The novelty of this study is the large and sustained reductions in the symptoms of anxiety and depression after the duodenal switch procedure, and that these changes were closely associated with improvements in self-reported physical health.

Introduction

Patients suffering from morbid obesity, have an increased risk for symptoms of anxiety and depression [1]. Interestingly, studies have shown that obesity surgery may lead to significant relief of such symptoms, but also to small improvements or improvements that wane with time [2]. Among obesity surgery procedures, the "duodenal switch" is perhaps the most effective for inducing weight loss [3]. However, to our knowledge, data on symptoms of anxiety and depression after this procedure are lacking. Since different bariatric procedures may give raise to positive effects on health as well as side-effects, it has been argued that each procedure should be carefully documented longitudinally [4, 5].
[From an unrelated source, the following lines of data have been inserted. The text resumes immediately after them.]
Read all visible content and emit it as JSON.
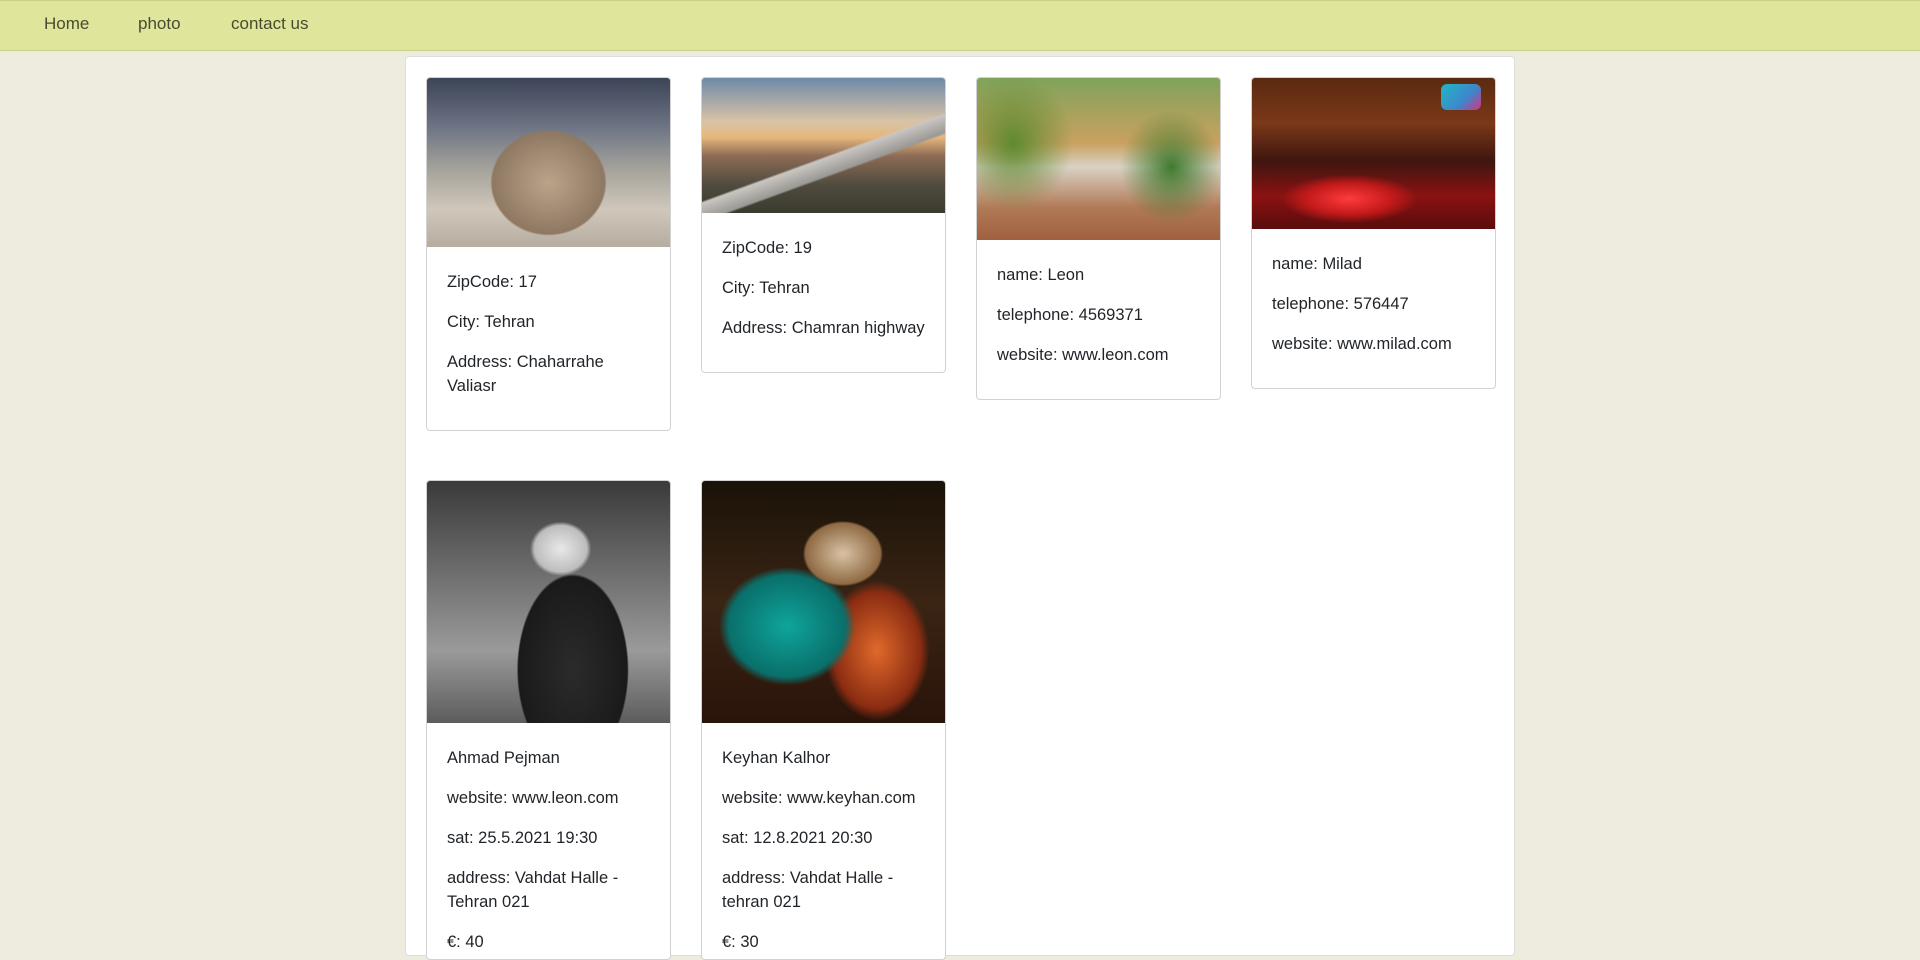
{
  "nav": {
    "items": [
      {
        "label": "Home"
      },
      {
        "label": "photo"
      },
      {
        "label": "contact us"
      }
    ]
  },
  "cards": [
    {
      "image": "tehran-city-theater-photo",
      "lines": [
        "ZipCode: 17",
        "City: Tehran",
        "Address: Chaharrahe Valiasr"
      ]
    },
    {
      "image": "tabiat-bridge-photo",
      "lines": [
        "ZipCode: 19",
        "City: Tehran",
        "Address: Chamran highway"
      ]
    },
    {
      "image": "leon-cafe-photo",
      "lines": [
        "name: Leon",
        "telephone: 4569371",
        "website: www.leon.com"
      ]
    },
    {
      "image": "milad-restaurant-photo",
      "lines": [
        "name: Milad",
        "telephone: 576447",
        "website: www.milad.com"
      ]
    },
    {
      "image": "ahmad-pejman-photo",
      "lines": [
        "Ahmad Pejman",
        "website: www.leon.com",
        "sat: 25.5.2021 19:30",
        "address: Vahdat Halle - Tehran 021",
        "€: 40"
      ]
    },
    {
      "image": "keyhan-kalhor-photo",
      "lines": [
        "Keyhan Kalhor",
        "website: www.keyhan.com",
        "sat: 12.8.2021 20:30",
        "address: Vahdat Halle - tehran 021",
        "€: 30"
      ]
    }
  ]
}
Another interesting issue is the puzzling finding that although the degree of weight loss after obesity surgery may predict changes in symptoms of anxiety and depression, the size of the effect has been rather small [6]. The body mass index (BMI) has also been shown to be a poor predictor of symptoms of depression in patients seeking obesity surgery [79]. One theory is that obesity mainly influences mental health through its impact on self-reported physical health, which is defined as physical functioning, physical role functioning, and bodily pain [7]. Some data seems to support this theory, since symptoms of depression have only been shown to be high among patients with morbid obesity who also had poor self-reported physical health, regardless of BMI [7]. Qualitative interviews have also revealed that reduced self-reported physical health is considered to be a substantial burden in patients undergoing obesity surgery [10], Furthermore, a survey showed that depressed patients with morbid obesity were primary motivated by their poor physical health to seek obesity surgery [11]. Although there are no reasons to doubt that reciprocity exists between obesity, self-reported physical health, and depression [12, 13], depressive symptomatology has been reported to flow mainly from poor physical health to depression rather than in the reverse direction [14]. In conclusion, there is a lack of knowledge about the predictors of symptoms of anxiety and depression after obesity surgery. Such data may shed more light on how bariatric surgery influences mental health.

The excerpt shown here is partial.